- Merck & Co.'s star cancer immunotherapy Keytruda buoyed the U.S. drugmaker's revenues in the fourth quarter of 2017, beating market expectations as it continues to command a competitive edge in the important lung cancer market.
- Overall revenues totaled $10.4 billion during the three month period, 3% higher than the same stretch a year ago but slightly below consensus forecasts.
- Merck expects sales of between $41.2 billion and $42.7 billion this year, which would represent growth of between 2% and 6% over 2017's total of $40.1 billion. While the company said it would benefit from the recent cut to U.S. corporate taxes, it expects to pay 19% to 20% in 2018 — roughly equal to last year.
Jefferies analyst Jeffrey Holford perhaps summed up Merck's current position most succinctly in his title for a Feb. 2 note on the company: "Holding pattern continues as we wait for competitive fog to clear."
That fog clouds assessments of how well Keytruda (pembrolizumab) can hold on to its lead in non-small cell lung cancer (NSCLC) moving forward.
Sales of Keytruda continued their steady — and impressive — rise on the back of the immunotherapy's competitive edge in the lucrative first-line setting. As Merck feels the effect of patent expirations for other brands and biosimilar competition to Remicade (infliximab) in Europe, Keytruda has become an essential growth driver.
Yet several competitors expect key trial read outs for their respective checkpoint inhibitors in the first half of the year, which could shake up the immuno-oncology market yet again and threaten Keytruda.
Roche AG says overall survival results from its IMPower150 study of Tecentriq (atezolizumab) together with Avastin (bevacizumab) and chemotherapy in first-line NSCLC should come shortly. Data released in December showed the combination regimen cut the risk of disease progression or death by two-fifths compared to Avastin and chemo alone. The Swiss pharma already plans to file for approval in this indication, but securing strong overall survival results would greatly boost Tecentriq's competitiveness.
"We have every chance to play there well with the competition," said Roche CEO Severin Schwan on a Feb. 1 earnings call, referring to the first-line non-squamous lung cancer setting.
Bristol-Myers Squibb & Co. and AstraZeneca plc are also set to report data from studies of Opdivo (nivolumab) and Imfinzi (durvalumab), respectively.

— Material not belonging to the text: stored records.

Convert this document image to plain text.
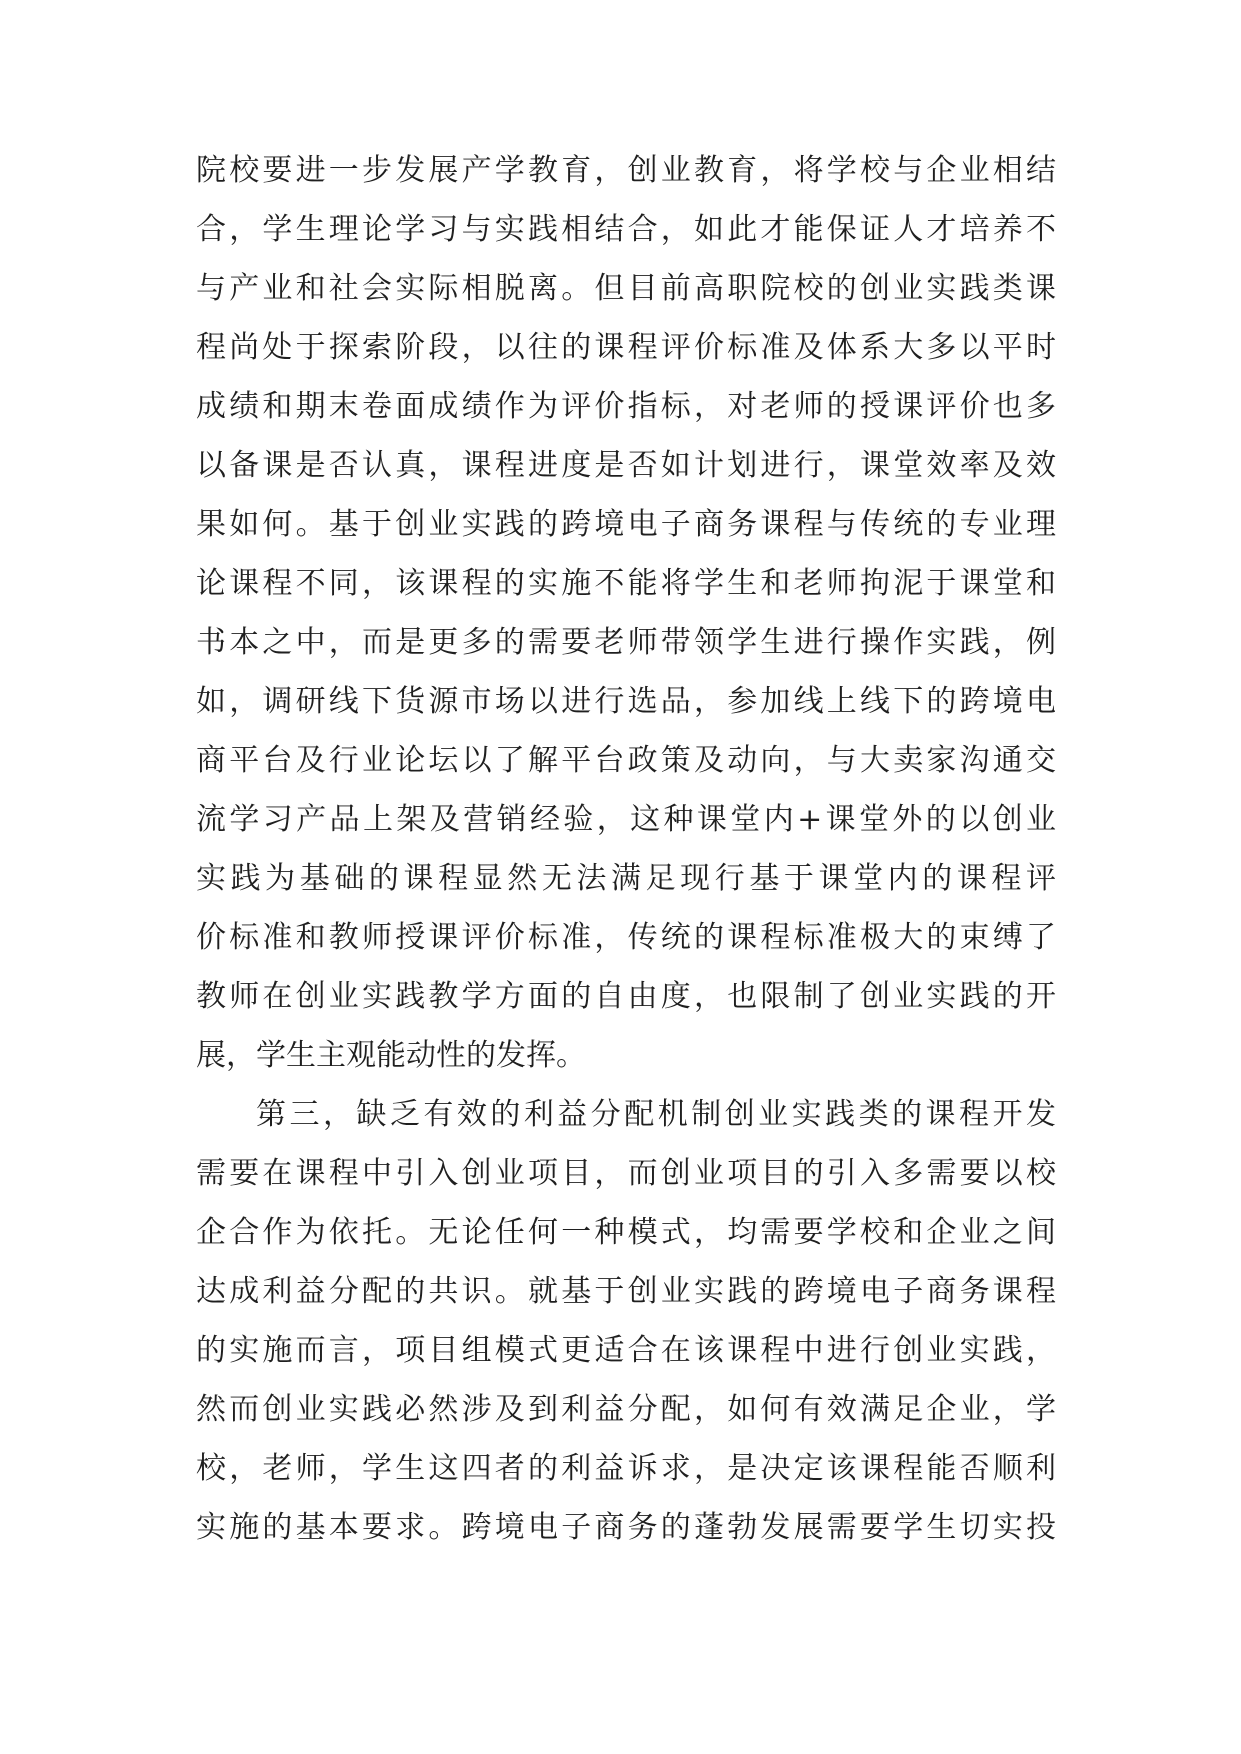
院校要进一步发展产学教育，创业教育，将学校与企业相结
合，学生理论学习与实践相结合，如此才能保证人才培养不
与产业和社会实际相脱离。但目前高职院校的创业实践类课
程尚处于探索阶段，以往的课程评价标准及体系大多以平时
成绩和期末卷面成绩作为评价指标，对老师的授课评价也多
以备课是否认真，课程进度是否如计划进行，课堂效率及效
果如何。基于创业实践的跨境电子商务课程与传统的专业理
论课程不同，该课程的实施不能将学生和老师拘泥于课堂和
书本之中，而是更多的需要老师带领学生进行操作实践，例
如，调研线下货源市场以进行选品，参加线上线下的跨境电
商平台及行业论坛以了解平台政策及动向，与大卖家沟通交
流学习产品上架及营销经验，这种课堂内+课堂外的以创业
实践为基础的课程显然无法满足现行基于课堂内的课程评
价标准和教师授课评价标准，传统的课程标准极大的束缚了
教师在创业实践教学方面的自由度，也限制了创业实践的开
展，学生主观能动性的发挥。
第三，缺乏有效的利益分配机制创业实践类的课程开发
需要在课程中引入创业项目，而创业项目的引入多需要以校
企合作为依托。无论任何一种模式，均需要学校和企业之间
达成利益分配的共识。就基于创业实践的跨境电子商务课程
的实施而言，项目组模式更适合在该课程中进行创业实践，
然而创业实践必然涉及到利益分配，如何有效满足企业，学
校，老师，学生这四者的利益诉求，是决定该课程能否顺利
实施的基本要求。跨境电子商务的蓬勃发展需要学生切实投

"Although Merck & Co has consolidated leadership in a fiercely contested and uncertain immuno-oncology market, competitor combination readouts, including PD-1/CTLA-4 combos, may temper Keytruda’s upside," wrote Ali Al-Bazergan, an analyst with PharmaVitae at Informa Pharma Intelligence, in an emailed comment.
Elsewhere in oncology, Merck noted that AstraZeneca's PARP inhibitor Lynparza (olaparib) regained its market leadership in the newly competitive class after winning a broader label in ovarian cancer. Merck paid $1.6 billion upfront last year to partner with AstraZeneca on the drug in a deal worth a total of $8.5 billion.
Merck didn't drop many hints about potential business development, yet the company could find pressure to buy rising in the current market environment.
"Despite rising Keytruda sales, modest overall earnings growth and the Januvia patent expiration in 2022 provide an impetus for acquisitions," said Michael Levesque, a senior vice president at Moody's, in an emailed statement. "Following U.S. tax reform, Merck has more tax-efficient access to its cash, which totals over $20 billion of dry powder for potential acquisitions."
Some of that cash will go to capital investment. The pharma said it would invest $12 billion over the next five years in new capital projects, with $8 billion of that spending coming in the U.S.